I hope my background gives readers a different perspective into how decent, caring, and supportive heroes behave and feel about their heroines.”

That’s pretty darn heroic.

I contacted Jezz after reading AGAINST ALL ODDS, a book that was one of Smart Bitches Trashy Books’ favorite books of 2017. He was kind enough to visit with me about his new career, what it’s like being a male romance writer in this industry, and his advice to all writers.

Romance author, Jezz de Silva, with his First Reader and his "zoo of geriatric rescue animals who eat him out of house and home."

Romance author, Jezz de Silva, with his First Reader and his "zoo of geriatric rescue animals who eat him out of house and home."

Jezz, I am so excited to share a little bit about you and your writing on my website! For folks who may be unfamiliar with your work, tell us a little bit about yourself and what you write.

My long suffering First Reader and I live in a tiny one wombat town in the hills outside Melbourne, Australia. And when I say one wombat town I really mean it. I see the little girl when walking Bear, Max, and Zara, my plot, character, and marketing consultants.

Our little patch of heaven is overrun by a zoo of geriatric rescued animals who eat us out of house and home when not sleeping or guilting us into walks. And we wouldn’t have it any other way.

When not tapping my fingers or banging my head on a keyboard creating happily ever afters, I love spending time with family and friends, cooking, EATING, gardening, renovating our castle, and teaching personal protection.

I love helping tough heroes and tougher heroines find their happily ever afters.


Many readers assume that romance is a genre that is only for women, written only by women, but romance authors are as diversified as the books themselves! What's it been like being a male author in this industry? And how do you feel that it's influenced your writing, your stories, or your approach to your characters and work?
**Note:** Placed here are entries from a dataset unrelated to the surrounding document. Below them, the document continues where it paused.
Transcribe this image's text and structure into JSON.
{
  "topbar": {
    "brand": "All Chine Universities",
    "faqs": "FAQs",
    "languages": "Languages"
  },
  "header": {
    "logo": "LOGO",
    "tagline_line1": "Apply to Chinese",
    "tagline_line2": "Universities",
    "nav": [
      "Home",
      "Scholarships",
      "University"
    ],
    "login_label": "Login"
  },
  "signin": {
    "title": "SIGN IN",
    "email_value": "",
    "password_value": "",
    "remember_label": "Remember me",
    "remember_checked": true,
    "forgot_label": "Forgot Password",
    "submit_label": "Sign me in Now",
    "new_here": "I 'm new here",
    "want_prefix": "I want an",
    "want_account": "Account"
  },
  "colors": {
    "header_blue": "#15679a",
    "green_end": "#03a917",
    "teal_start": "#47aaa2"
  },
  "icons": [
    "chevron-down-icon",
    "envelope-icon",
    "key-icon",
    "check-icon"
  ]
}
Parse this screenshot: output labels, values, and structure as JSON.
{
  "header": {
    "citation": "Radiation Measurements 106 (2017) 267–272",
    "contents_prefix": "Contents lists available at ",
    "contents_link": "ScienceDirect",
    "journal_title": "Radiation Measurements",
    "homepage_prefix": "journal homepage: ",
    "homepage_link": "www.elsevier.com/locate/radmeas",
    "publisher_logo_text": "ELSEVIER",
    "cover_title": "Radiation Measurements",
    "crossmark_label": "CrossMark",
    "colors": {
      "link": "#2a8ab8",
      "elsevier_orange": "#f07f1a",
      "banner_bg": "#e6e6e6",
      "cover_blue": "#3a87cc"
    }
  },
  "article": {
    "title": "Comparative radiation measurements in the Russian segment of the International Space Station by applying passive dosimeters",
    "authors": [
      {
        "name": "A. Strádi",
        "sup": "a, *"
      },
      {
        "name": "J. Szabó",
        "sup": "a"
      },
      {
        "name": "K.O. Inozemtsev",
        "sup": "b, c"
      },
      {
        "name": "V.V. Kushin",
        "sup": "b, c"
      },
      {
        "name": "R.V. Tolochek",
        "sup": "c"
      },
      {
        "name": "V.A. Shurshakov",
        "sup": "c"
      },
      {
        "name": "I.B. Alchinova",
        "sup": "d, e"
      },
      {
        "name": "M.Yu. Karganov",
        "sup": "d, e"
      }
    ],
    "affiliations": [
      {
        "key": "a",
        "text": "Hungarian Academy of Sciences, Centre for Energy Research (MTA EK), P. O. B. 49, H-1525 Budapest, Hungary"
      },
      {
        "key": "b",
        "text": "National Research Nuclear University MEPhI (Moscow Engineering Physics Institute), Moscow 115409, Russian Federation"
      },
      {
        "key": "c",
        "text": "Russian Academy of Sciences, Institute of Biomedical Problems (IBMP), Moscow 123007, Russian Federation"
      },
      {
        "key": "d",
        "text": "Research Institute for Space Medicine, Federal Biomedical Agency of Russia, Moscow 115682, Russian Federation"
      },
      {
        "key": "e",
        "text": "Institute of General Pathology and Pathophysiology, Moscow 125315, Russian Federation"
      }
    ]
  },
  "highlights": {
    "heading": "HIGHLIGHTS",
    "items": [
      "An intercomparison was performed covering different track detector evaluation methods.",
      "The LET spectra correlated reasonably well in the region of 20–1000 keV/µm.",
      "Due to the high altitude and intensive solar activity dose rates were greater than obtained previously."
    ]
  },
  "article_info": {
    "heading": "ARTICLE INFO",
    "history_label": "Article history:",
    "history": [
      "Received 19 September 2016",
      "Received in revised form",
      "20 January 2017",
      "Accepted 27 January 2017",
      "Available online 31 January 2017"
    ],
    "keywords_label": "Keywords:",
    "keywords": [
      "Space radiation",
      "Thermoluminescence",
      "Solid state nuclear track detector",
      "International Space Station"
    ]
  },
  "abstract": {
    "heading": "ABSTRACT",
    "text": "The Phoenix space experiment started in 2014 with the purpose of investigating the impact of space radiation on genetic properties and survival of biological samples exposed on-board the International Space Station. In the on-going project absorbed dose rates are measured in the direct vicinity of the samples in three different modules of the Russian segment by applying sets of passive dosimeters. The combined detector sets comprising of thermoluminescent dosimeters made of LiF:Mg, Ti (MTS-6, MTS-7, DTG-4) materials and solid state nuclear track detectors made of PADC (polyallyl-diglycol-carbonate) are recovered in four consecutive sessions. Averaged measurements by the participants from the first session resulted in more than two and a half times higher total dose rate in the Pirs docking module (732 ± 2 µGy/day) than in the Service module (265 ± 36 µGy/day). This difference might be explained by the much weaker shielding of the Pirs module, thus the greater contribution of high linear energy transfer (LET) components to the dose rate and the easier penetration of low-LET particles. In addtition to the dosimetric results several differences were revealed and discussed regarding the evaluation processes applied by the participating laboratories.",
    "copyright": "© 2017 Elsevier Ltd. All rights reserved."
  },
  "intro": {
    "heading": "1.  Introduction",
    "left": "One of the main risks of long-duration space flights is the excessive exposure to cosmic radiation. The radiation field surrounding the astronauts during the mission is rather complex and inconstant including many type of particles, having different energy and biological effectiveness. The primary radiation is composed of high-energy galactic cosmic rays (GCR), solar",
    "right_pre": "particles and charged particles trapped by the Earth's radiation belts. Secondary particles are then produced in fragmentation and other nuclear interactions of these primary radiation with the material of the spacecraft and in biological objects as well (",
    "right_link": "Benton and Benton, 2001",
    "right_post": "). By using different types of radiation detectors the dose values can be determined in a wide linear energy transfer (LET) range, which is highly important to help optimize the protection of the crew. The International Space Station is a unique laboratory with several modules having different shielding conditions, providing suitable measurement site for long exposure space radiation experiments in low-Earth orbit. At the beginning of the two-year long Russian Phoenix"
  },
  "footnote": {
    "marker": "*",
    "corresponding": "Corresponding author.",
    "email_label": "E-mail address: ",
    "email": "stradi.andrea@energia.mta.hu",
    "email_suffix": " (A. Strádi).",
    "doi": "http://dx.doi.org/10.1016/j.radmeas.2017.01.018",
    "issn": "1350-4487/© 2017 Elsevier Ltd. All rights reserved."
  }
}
I can't believe how welcoming Romancelandia has been, and I'm so grateful for all the support. I can't even imagine how difficult it is for female writers to be accepted into other genres. This is one of the many reasons I love romance and the romance community.

I write purely for my heroine to give her the happiest happily ever after possible. I also love reading, listening to, and writing stories from both the heroine and hero's points of view. I hope my background gives readers a different perspective into how decent, caring, and supportive heroes behave and feel about their heroines.


You've written for Samhain and most recently Entangled Publishing. Tell us about your writing path to these opportunities! How long did it take you to finish your first book and get a contract? What has your writing journey been like? 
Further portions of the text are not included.